Spesso accade che di fronte al pericolo di un procedimento esecutivo, il debitore tende ad alienare i suoi beni, decurtando di proposito il suo patrimonio. In tal modo non potrebbe pignorarsi nulla e l’esecuzione risulterebbe infruttuosa.
L’ azione revocatoria tende a rendere inefficaci, nei soli confronti del creditore che ha agito, gli atti di disposizione (cioè le vendite o le donazioni) che il debitore compie con il preciso intento di menomare la garanzia patrimoniale dei suoi creditori.
L’ articolo 2901 del codice civile disciplina le condizioni che devono sussistere per poter agire in revocatoria - ovviamente è il creditore che deve provarne la sussistenza e la fondatezza.
- La prima condizione che la legge richiede è che il debitore, nel momento in cui pone in essere l’atto di disposizione, sia consapevole (consilium fraudis), del pregiudizio (eventus damni) arrecato alle ragioni del creditore.
- La seconda condizione è che vi sia anche la consapevolezza, da parte del terzo acquirente, del pregiudizio arrecato al creditore (partecipatio fraudis).

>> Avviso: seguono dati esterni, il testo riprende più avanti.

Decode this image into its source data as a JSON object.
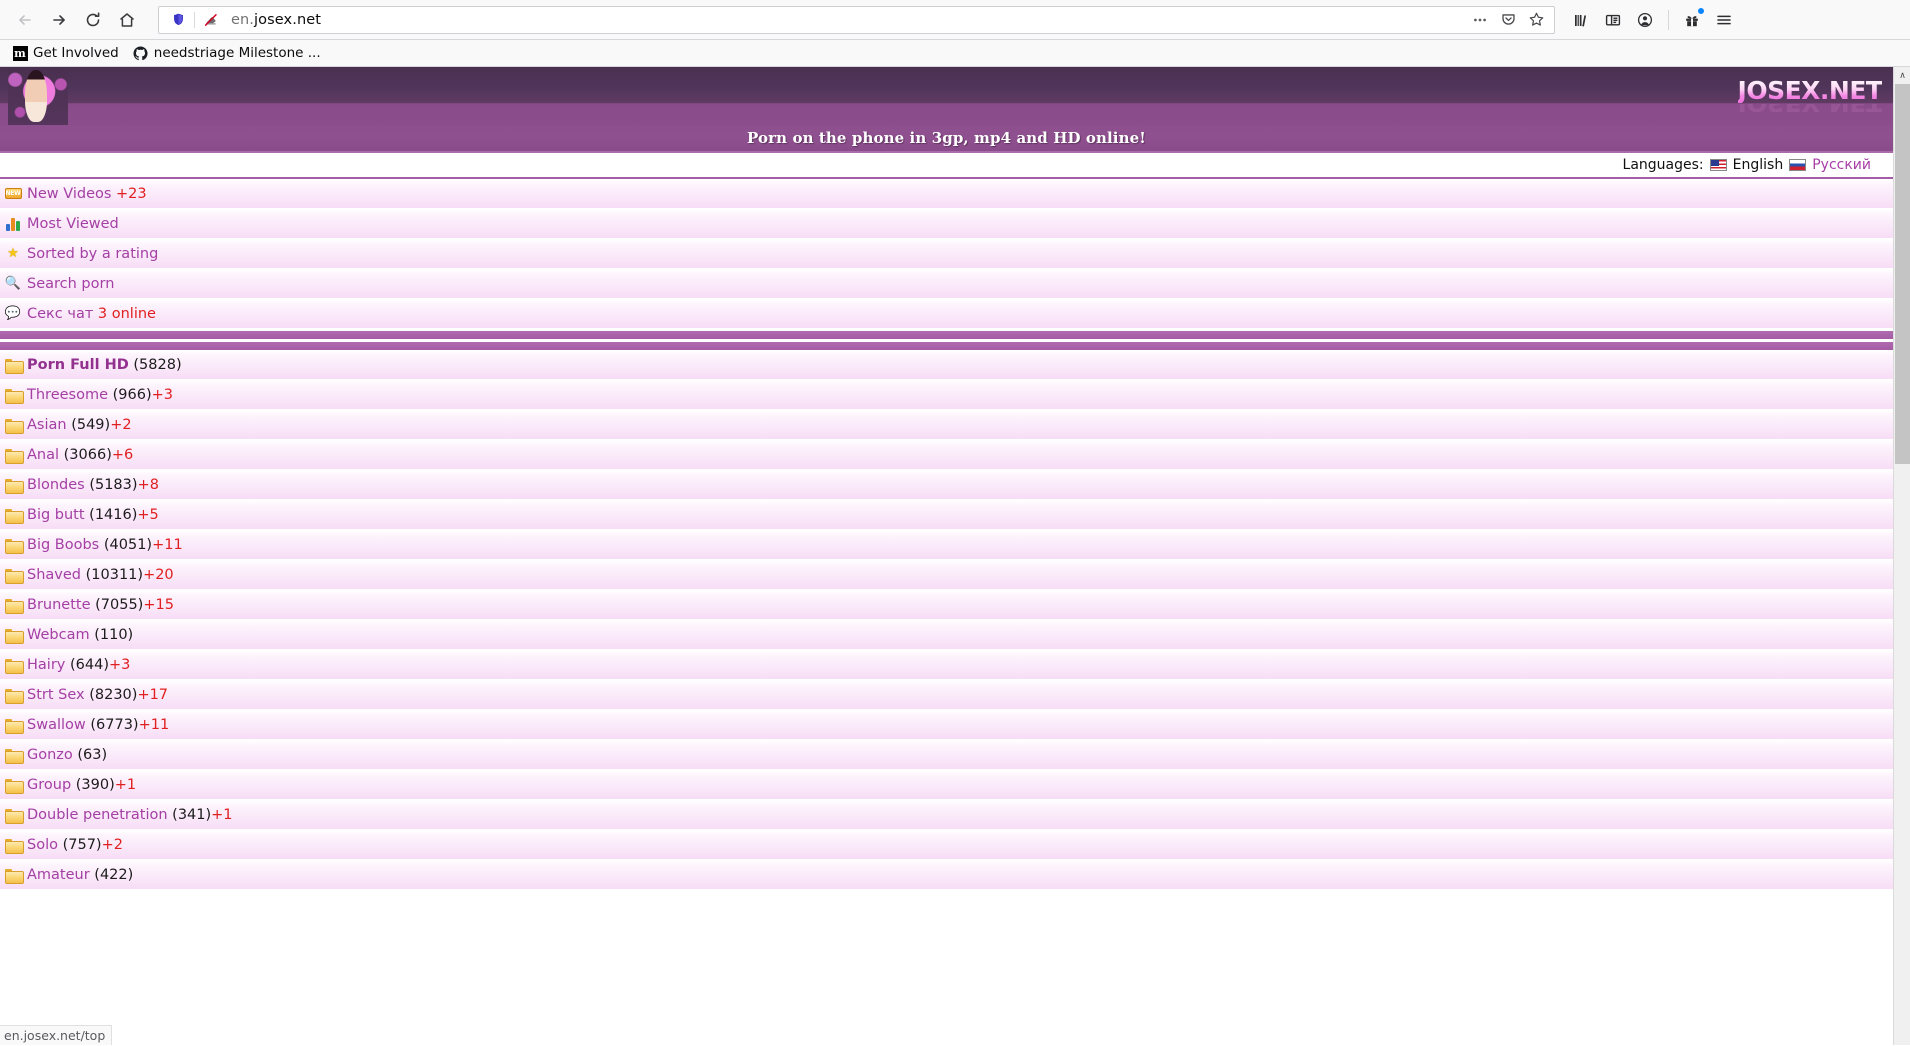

Se, infatti il terzo aquirente ha acquistato a titolo oneroso non conoscendo la frode, la sua buona fede impedisce la revoca. Nel caso in cui invece, vi sia la sua buona fede ma l’acquisto sia a titolo gratuito, la legge tutela il creditore.L’ effetto della revocatoria è la dichiarazione di inefficacia dell’ atto di alienazione, cioè l’alienazione viene considerata senza effetto nei riguardi del creditore istante, il quale potrà esercitare l’azione esecutiva anche direttamente contro il terzo proprietario (articolo 606 codice civile).